A key to healthy eating is knowing just what you are eating. In our modern day of processed food convenience, this often means that reading the box, bag and carton labels on foods is a crucial piece of knowledge. It’s hard to understand labels and claims and some of it can be downright misleading. Here are a few tips to help you quickly assess a food label:

What’s first on the list? Ingredients are listed by quantity, with the highest quantity ingredient first. When shopping, read what the number one ingredient is on the label. For example on your son’s favorite cereal is the first ingredient wheat or sugar?

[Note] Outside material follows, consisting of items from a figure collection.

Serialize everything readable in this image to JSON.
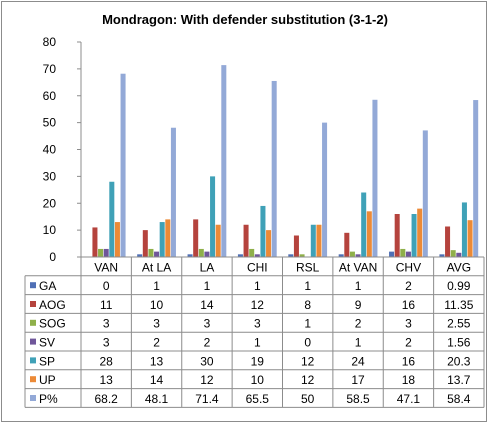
{
  "chart_data": {
    "type": "bar",
    "title": "Mondragon: With defender substitution (3-1-2)",
    "categories": [
      "VAN",
      "At LA",
      "LA",
      "CHI",
      "RSL",
      "At VAN",
      "CHV",
      "AVG"
    ],
    "ylim": [
      0,
      80
    ],
    "yticks": [
      0,
      10,
      20,
      30,
      40,
      50,
      60,
      70,
      80
    ],
    "grid": false,
    "legend": "data-table",
    "series": [
      {
        "name": "GA",
        "color": "#4f6fb5",
        "values": [
          0,
          1,
          1,
          1,
          1,
          1,
          2,
          0.99
        ],
        "labels": [
          "0",
          "1",
          "1",
          "1",
          "1",
          "1",
          "2",
          "0.99"
        ]
      },
      {
        "name": "AOG",
        "color": "#b5433d",
        "values": [
          11,
          10,
          14,
          12,
          8,
          9,
          16,
          11.35
        ],
        "labels": [
          "11",
          "10",
          "14",
          "12",
          "8",
          "9",
          "16",
          "11.35"
        ]
      },
      {
        "name": "SOG",
        "color": "#8fb04a",
        "values": [
          3,
          3,
          3,
          3,
          1,
          2,
          3,
          2.55
        ],
        "labels": [
          "3",
          "3",
          "3",
          "3",
          "1",
          "2",
          "3",
          "2.55"
        ]
      },
      {
        "name": "SV",
        "color": "#6f569a",
        "values": [
          3,
          2,
          2,
          1,
          0,
          1,
          2,
          1.56
        ],
        "labels": [
          "3",
          "2",
          "2",
          "1",
          "0",
          "1",
          "2",
          "1.56"
        ]
      },
      {
        "name": "SP",
        "color": "#3fa1b7",
        "values": [
          28,
          13,
          30,
          19,
          12,
          24,
          16,
          20.3
        ],
        "labels": [
          "28",
          "13",
          "30",
          "19",
          "12",
          "24",
          "16",
          "20.3"
        ]
      },
      {
        "name": "UP",
        "color": "#ec8a37",
        "values": [
          13,
          14,
          12,
          10,
          12,
          17,
          18,
          13.7
        ],
        "labels": [
          "13",
          "14",
          "12",
          "10",
          "12",
          "17",
          "18",
          "13.7"
        ]
      },
      {
        "name": "P%",
        "color": "#93a9d7",
        "values": [
          68.2,
          48.1,
          71.4,
          65.5,
          50,
          58.5,
          47.1,
          58.4
        ],
        "labels": [
          "68.2",
          "48.1",
          "71.4",
          "65.5",
          "50",
          "58.5",
          "47.1",
          "58.4"
        ]
      }
    ]
  }
}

Whole Grains are better. The more “whole” the ingredients, the longer it will take your body to digest it. Plus, a lot of the nutrients are in the whole part of the grain kernel. Does your son’s box of cereal have a claim on it for “Whole Grains”?

Less sugar is better. Sugar is mentioned on the nutrition facts label in “grams” per serving. 1 gram of sugar equals ¼ teaspoon, or 4 grams = 1 teaspoon. According to a NY Times article about sugar content in breakfast cereals, many popular brands contain 16 grams of sugar per serving (4 teaspoons) or more.

Avoid HFCS and Trans Fats: Try to find healthier alternatives to products that contain high fructose corn syrup (HFCS ) and hydrogenated oils. Both of these ingredients are linked to unhealthy eating.

Can you pronounce everything on the label? The less preservatives, colors and additives the better. If there are several ingredients you can’t even pronounce, put the product back on the shelf and find another option.